P/1 – E dona Izanil, quando foi a primeira vez que a senhora saiu da ilha? Daqui de Ilhabela? A senhora se lembra como é que foi?
R – Que eu sai como? Pra passear?
P/1 – É, pra conhecer outros lugares ou ir até o continente.
R – Ah, eu ia sempre. Eu tinha um compadre lá em São José [dos Campos] (SP), então, ele tinha quatro, cinco filhos, quatro meninas e criou um menino, pra dizer que agora eu sou homem (risos), mas eu me senti bem, eles também, muitas vezes, ligava pro hospital, eu chegava no hospital: “Izanil, tua comadre lá de São José ligou pra você que é pra você ligar pra ela urgente”, aí eu ligava, né, pra saber: “O que é comadre ou comadre?” “Sabe o quê? Minha filha não sei o que, ela caiu e machucou o braço, eu quero, comadre, que a senhora venha aqui, porque eu não levei para o hospital ainda” “Eu tô trabalhando, eu não posso” “Mas a senhora vem aqui?”, aí vem a menina chorando do telefone: “Tia, a senhora não…” “Eu vou, você vai no hospital com a sua mãe, espera lá, o que o médico fizer, você aceita e depois, eu vou conversar com o médico pra saber como é que foi” “Então, tá bem”, então, eu dali mesmo, eu já ligava pra casal, pegava o ônibus e já descia no ponto do ônibus em São José à noite e eu deixando filho em casa, já estavam me esperando. Aí, ia no médico.

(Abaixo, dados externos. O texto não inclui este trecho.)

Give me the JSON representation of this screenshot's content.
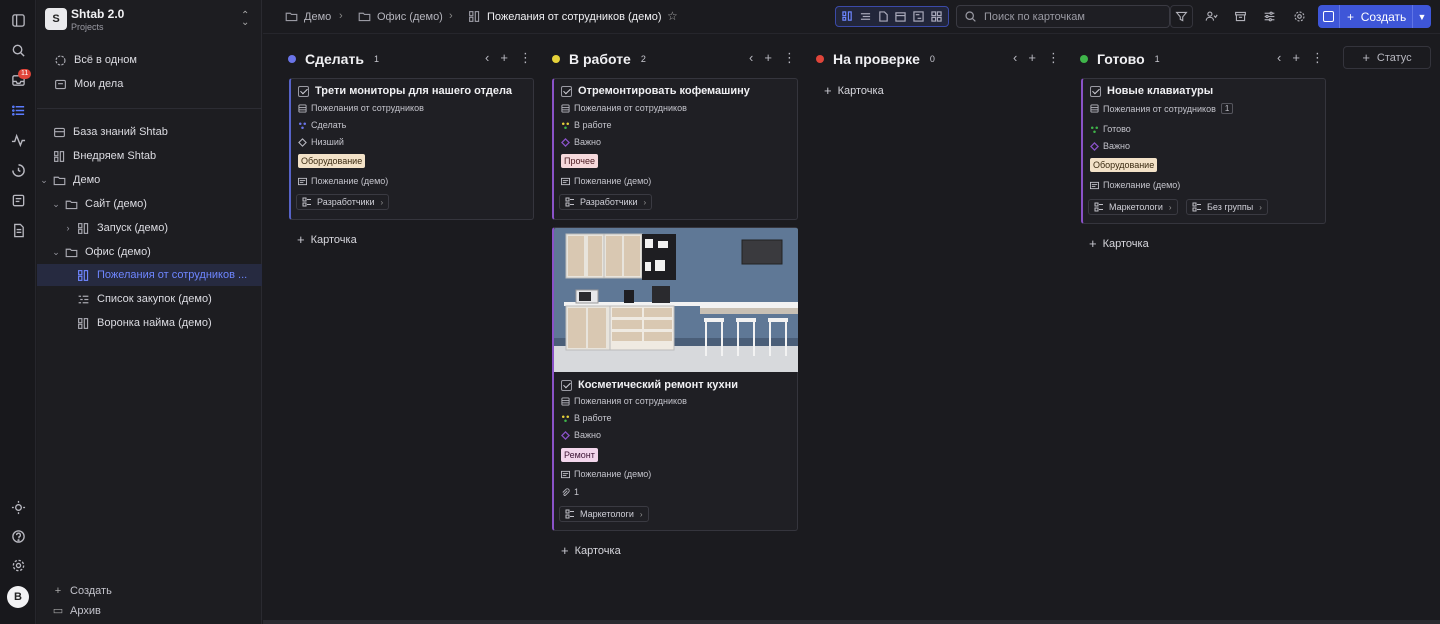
{
  "rail": {
    "notification_count": "11",
    "avatar_initial": "B"
  },
  "workspace": {
    "logo_letter": "S",
    "name": "Shtab 2.0",
    "subtitle": "Projects"
  },
  "sidebar": {
    "top_items": [
      {
        "label": "Всё в одном",
        "icon": "target-icon"
      },
      {
        "label": "Мои дела",
        "icon": "inbox-icon"
      }
    ],
    "tree": [
      {
        "label": "База знаний Shtab",
        "icon": "book-icon"
      },
      {
        "label": "Внедряем Shtab",
        "icon": "board-icon"
      },
      {
        "label": "Демо",
        "icon": "folder-icon",
        "expanded": true
      },
      {
        "label": "Сайт (демо)",
        "icon": "folder-icon",
        "expanded": true
      },
      {
        "label": "Запуск (демо)",
        "icon": "board-icon",
        "collapsed": true
      },
      {
        "label": "Офис (демо)",
        "icon": "folder-icon",
        "expanded": true
      },
      {
        "label": "Пожелания от сотрудников ...",
        "icon": "board-icon",
        "selected": true
      },
      {
        "label": "Список закупок (демо)",
        "icon": "list-icon"
      },
      {
        "label": "Воронка найма (демо)",
        "icon": "board-icon"
      }
    ],
    "footer": {
      "create": "Создать",
      "archive": "Архив"
    }
  },
  "breadcrumb": [
    {
      "label": "Демо",
      "icon": "folder-icon"
    },
    {
      "label": "Офис (демо)",
      "icon": "folder-icon"
    },
    {
      "label": "Пожелания от сотрудников (демо)",
      "icon": "board-icon"
    }
  ],
  "toolbar": {
    "search_placeholder": "Поиск по карточкам",
    "create_label": "Создать"
  },
  "board": {
    "add_card_label": "Карточка",
    "add_status_label": "Статус",
    "columns": [
      {
        "name": "Сделать",
        "count": "1",
        "color": "#6a74e8"
      },
      {
        "name": "В работе",
        "count": "2",
        "color": "#e6d23a"
      },
      {
        "name": "На проверке",
        "count": "0",
        "color": "#e0453a"
      },
      {
        "name": "Готово",
        "count": "1",
        "color": "#3fb54a"
      }
    ],
    "cards": {
      "c1": {
        "title": "Трети мониторы для нашего отдела",
        "board": "Пожелания от сотрудников",
        "status": "Сделать",
        "priority": "Низший",
        "tag": "Оборудование",
        "type": "Пожелание (демо)",
        "groups": [
          "Разработчики"
        ]
      },
      "c2": {
        "title": "Отремонтировать кофемашину",
        "board": "Пожелания от сотрудников",
        "status": "В работе",
        "priority": "Важно",
        "tag": "Прочее",
        "type": "Пожелание (демо)",
        "groups": [
          "Разработчики"
        ]
      },
      "c3": {
        "title": "Косметический ремонт кухни",
        "board": "Пожелания от сотрудников",
        "status": "В работе",
        "priority": "Важно",
        "tag": "Ремонт",
        "type": "Пожелание (демо)",
        "attachments": "1",
        "groups": [
          "Маркетологи"
        ]
      },
      "c4": {
        "title": "Новые клавиатуры",
        "board": "Пожелания от сотрудников",
        "board_count": "1",
        "status": "Готово",
        "priority": "Важно",
        "tag": "Оборудование",
        "type": "Пожелание (демо)",
        "groups": [
          "Маркетологи",
          "Без группы"
        ]
      }
    },
    "tag_colors": {
      "Оборудование": "#f3e2c8",
      "Прочее": "#f6d9dc",
      "Ремонт": "#f2d6ec"
    }
  }
}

P/1 – E dona Izanil, conta como que a senhora conheceu o seu marido.
R – Eu trabalhava e a minha mãe sempre falava: “Izanil, todo mundo casou, só falta você”…
P/1 – Seus 25 irmãos mais velhos? Todo mundo casou?
R – Tudo. Depois de 26 filhos, eu fui a última. Todos casaram. Daí tinha uma que não casou, ela vivia com nós, mas a mamãe falava isso e na mesma hora, dizia assim: “Você casando, eu penso em ficar com ela, porque ela é muito boa, ela faz de tudo”, mas se a mamãe tava doente, ela precisava de um chá, ela fazia o chá, chegava na porta do quarto: “Izanil, pega o chá pra mamãe”, ela não cuidava. “Mas por que?” “Ah não”, tinha que chamar minha irmã casada para vir dar aquele chá ou comida, se precisasse para dar na boca, ela não dava. Então, eu pensava tudo isso, quer dizer, se eu casasse, sei lá onde eu vou morar e minha mãe, como é que fica?” Não. Deixa a vida passar. Aí, nunca quis casar. Tinha um rapaz que era até baiano, ele queria, dizia assim: “Izanil, mas não vai atrás da sua irmã”, minha irmã não gostava dele, sabe? E minha mãe adorava ele. Mas eu: “Não, mamãe, enquanto Deus não lembrar da senhora” “E se eu levar muito tempo?” “Não tem problema, mas que eu vou trabalhar, eu venho correndo…”, eu vinha correndo, chegava em casa meia-noite, ainda ia lavar roupa, tudo, levantar cedo, mas eu preferia ficar fazendo assim do que me casar. Aí depois, eu não sei porque eu resolvi casar, né? E ela adorava e meu marido adorava ela. Naquele tempo, ele tinha caminhão e ele dizia assim: “Vó, vem cá, tem um negócio aqui pra mostrar no caminhão pra senhora, mas só que eu tenho que levantar a senhora…”, então ele punha ela na frente da cabine, fechava a porta e ela começava a gritar: “Socorro, socorro, seu marido quer me matar” (risos), aí ele entrava dentro do caminhão e trazia ela aqui pra vila, para os lugares, sabe? E ela gritava: “Socorro!” (risos). Então, já casei com mais de 30 anos, mas só depois que ela morreu. Morreu, não, no finalzinho, né?
P/1 – E como foi para a senhora ter filhos sendo uma mulher que também fazia os partos? Como foi quando chegou a sua vez de ter filhos?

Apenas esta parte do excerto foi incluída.